When I first read the passage I imagined a frustrated Jesus with amazingly thick disciples.  I imagined a frustrated parent yelling “How many times to I have to tell you?” As I have worked on the passage, however, I see a patient and determined Jesus who wants his disciples to learn the radical inclusiveness of God’s loving.  Jesus did not hold the disciples fear and reticence against them. Nor did he hold their childish jockeying for position against them. He just pointed out the first and last make no difference to God.

Then, to make his point in yet another way, Jesus holds up a child.  It is easy to sentimentalize this image because most of us view children as precious and often the center of our attention.  This was not the case in the first century. Children were the lowest rung of the familial hierarchy. Children would not be deferred to.  So to suggest that welcoming a child was tantamount to welcoming God would be equivalent to saying that welcoming the homeless is like welcoming royalty.

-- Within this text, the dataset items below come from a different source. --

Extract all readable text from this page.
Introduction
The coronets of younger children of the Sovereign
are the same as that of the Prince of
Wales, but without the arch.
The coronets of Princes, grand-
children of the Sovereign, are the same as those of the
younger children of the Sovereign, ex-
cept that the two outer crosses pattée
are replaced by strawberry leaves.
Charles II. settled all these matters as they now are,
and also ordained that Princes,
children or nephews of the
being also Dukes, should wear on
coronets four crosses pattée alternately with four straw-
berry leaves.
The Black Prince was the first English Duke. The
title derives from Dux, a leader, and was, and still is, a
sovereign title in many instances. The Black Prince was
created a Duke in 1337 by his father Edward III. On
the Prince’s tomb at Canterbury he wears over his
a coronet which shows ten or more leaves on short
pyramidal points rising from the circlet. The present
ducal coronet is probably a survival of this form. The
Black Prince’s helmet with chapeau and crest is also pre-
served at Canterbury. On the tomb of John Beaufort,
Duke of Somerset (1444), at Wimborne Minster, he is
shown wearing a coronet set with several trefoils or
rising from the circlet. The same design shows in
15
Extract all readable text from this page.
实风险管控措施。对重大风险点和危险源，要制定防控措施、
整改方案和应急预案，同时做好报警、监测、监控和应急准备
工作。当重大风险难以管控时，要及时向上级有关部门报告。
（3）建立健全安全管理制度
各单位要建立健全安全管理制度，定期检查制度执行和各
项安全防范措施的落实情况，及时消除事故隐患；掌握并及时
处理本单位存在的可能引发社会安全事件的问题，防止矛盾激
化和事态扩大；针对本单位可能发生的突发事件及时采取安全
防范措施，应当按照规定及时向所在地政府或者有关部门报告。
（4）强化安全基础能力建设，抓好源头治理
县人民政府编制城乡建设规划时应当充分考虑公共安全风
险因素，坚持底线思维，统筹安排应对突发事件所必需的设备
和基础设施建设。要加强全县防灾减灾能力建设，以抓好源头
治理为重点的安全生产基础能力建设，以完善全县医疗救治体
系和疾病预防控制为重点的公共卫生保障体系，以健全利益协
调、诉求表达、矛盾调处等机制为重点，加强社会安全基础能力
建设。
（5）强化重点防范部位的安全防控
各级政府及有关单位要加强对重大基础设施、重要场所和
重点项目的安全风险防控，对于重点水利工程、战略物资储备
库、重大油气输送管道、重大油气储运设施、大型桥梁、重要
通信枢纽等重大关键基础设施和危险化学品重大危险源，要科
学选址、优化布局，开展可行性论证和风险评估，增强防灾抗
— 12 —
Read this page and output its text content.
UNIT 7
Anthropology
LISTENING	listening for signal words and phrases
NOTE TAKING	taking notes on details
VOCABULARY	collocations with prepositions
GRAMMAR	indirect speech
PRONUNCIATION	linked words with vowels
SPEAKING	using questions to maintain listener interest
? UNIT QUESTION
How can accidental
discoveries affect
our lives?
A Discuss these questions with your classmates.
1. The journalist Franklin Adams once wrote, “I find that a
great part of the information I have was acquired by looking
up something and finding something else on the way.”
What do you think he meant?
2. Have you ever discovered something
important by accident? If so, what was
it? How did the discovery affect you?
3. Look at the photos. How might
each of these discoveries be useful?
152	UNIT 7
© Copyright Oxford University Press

Over and over again, Jesus reached out to people that were last in the eyes of the world.  He reached out to foreigners, jews, gentiles, women, children, the sick, the poor, the unclean and the sinner. Everyone of these groups held low social rank. Jesus did not care.  He refused to respect human ways of determining importance. He noticed, loved and included all people.

When we treat the least of these as God’s children, we affirm God’s inclusive love. When differences between people become criteria for membership in God’s kingdom, we are sinful.  We may not be able to be so inclusive in real life, but our failure calls for confession in the confidence that God’s love is bigger than our limitations.

Finally, Jesus says “Whoever welcomes one such child in my name….”  “In my name” is what makes us Christians. We could welcome children (or any of the least of these) for many reasons.  We may be idealist, social activist or simply need a source of cheap labor. But Christians welcome the least of these to affirm God’s promise that we all belong to God.  That’s how Jesus loved and that is the love we are called to. He can’t tell us enough.

We all belong to God and we are all called to love as God loves.  Let it be so.